Avec Evolve or Be Extinct, sorti en 2012, Wiley continue de tracer sa route en électron libre du grime. Fidèle à sa réputation de pionnier imprévisible, il livre ici un album dense, fougueux, et souvent déroutant. Une œuvre qui fascine autant qu’elle divise, et à laquelle j’attribue un 7/10, en reconnaissant une proposition artistique sincère, stimulante, mais parfois inégale.

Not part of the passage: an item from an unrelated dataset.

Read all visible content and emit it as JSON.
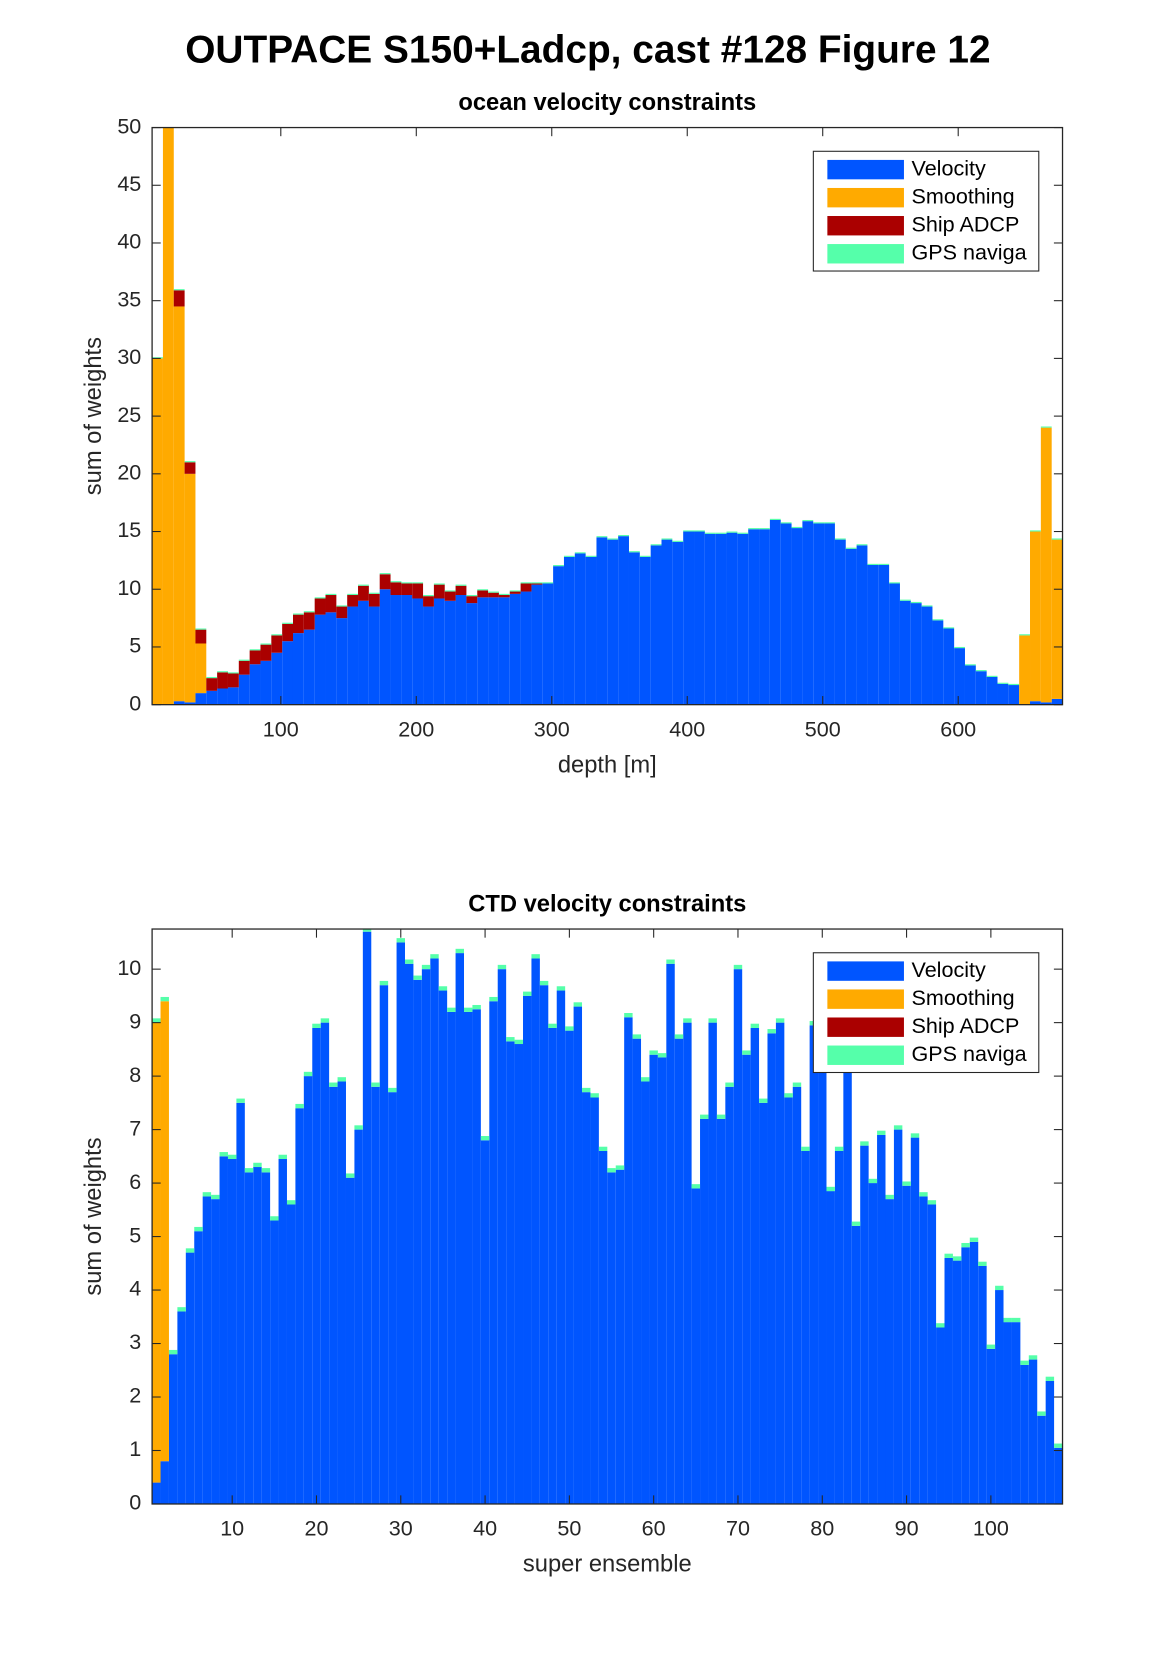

Dès les premières minutes, Wiley affiche la couleur : cet album ne cherche pas à rassurer ni à se conformer. Il joue avec les sons, les structures, les tempos, les voix – jusqu’à brouiller volontairement les pistes. C’est un disque de rupture, un manifeste d’indépendance artistique. Le grime y est déconstruit, remodelé, et même détourné. On sent un artiste qui, plutôt que d’évoluer selon les attentes de l’industrie, choisit d’évoluer selon ses propres règles — quitte à prendre le risque de perdre une partie de son auditoire en route.
Parmi les morceaux les plus marquants de l’album, “Boom Blast” se détache par sa puissance immédiate et son efficacité. Ici, Wiley trouve un équilibre rare entre son côté joueur et son savoir-faire technique. Le beat est minimaliste, sec, presque martial, mais diablement entraînant. Le flow est incisif, presque urgent. Ce morceau condense l’énergie brute de l’album tout en restant accessible — une porte d’entrée idéale pour qui voudrait saisir l’essence de l’album sans se perdre dans ses méandres plus expérimentaux. Wiley y est à la fois provocateur et précis, comme s’il nous disait : “Je suis toujours là, et je ne compte pas rentrer dans le rang.”
Mais c’est justement ce trop-plein d’idées qui, parfois, nuit à l’ensemble. Avec 22 titres, Evolve or Be Extinct se montre généreux, mais aussi irrégulier. Certaines pistes donnent l’impression d’être des esquisses, des expérimentations non finalisées, ou des délires de studio gardés pour l’énergie brute qu’ils dégagent, au détriment de leur cohérence. Ce n’est pas un défaut rédhibitoire — cela participe même à l’identité de l’album — mais cela demande à l’auditeur une certaine patience, voire une envie de lâcher prise.
Ce qui reste cependant constant, c’est la présence vocale et la personnalité de Wiley. Il rappe comme il pense : vite, sans fard, avec un humour souvent absurde, mais toujours sincère. Ses textes sont à la fois ancrés dans son quotidien et détachés de toute logique narrative classique. Il parle de lui, de son rapport au succès, de ses frustrations, de ses pensées fugaces — sans chercher à enjoliver. Il ne cherche pas à convaincre : il expose. Et c’est dans cette honnêteté-là que l’album prend tout son sens.
Evolve or Be Extinct est une œuvre qu’il faut écouter avec l’esprit ouvert. On n’y vient pas pour des tubes formatés, mais pour une plongée dans l’univers d’un artiste en quête constante de renouvellement. C’est un album imparfait, parfois épuisant, mais toujours vrai. Wiley s’y montre libre, imprévisible, et souvent brillant — ce qui justifie pleinement ma note de 7/10. Pas un chef-d’œuvre à proprement parler, mais un moment de création brute, authentique, et courageusement à contre-courant.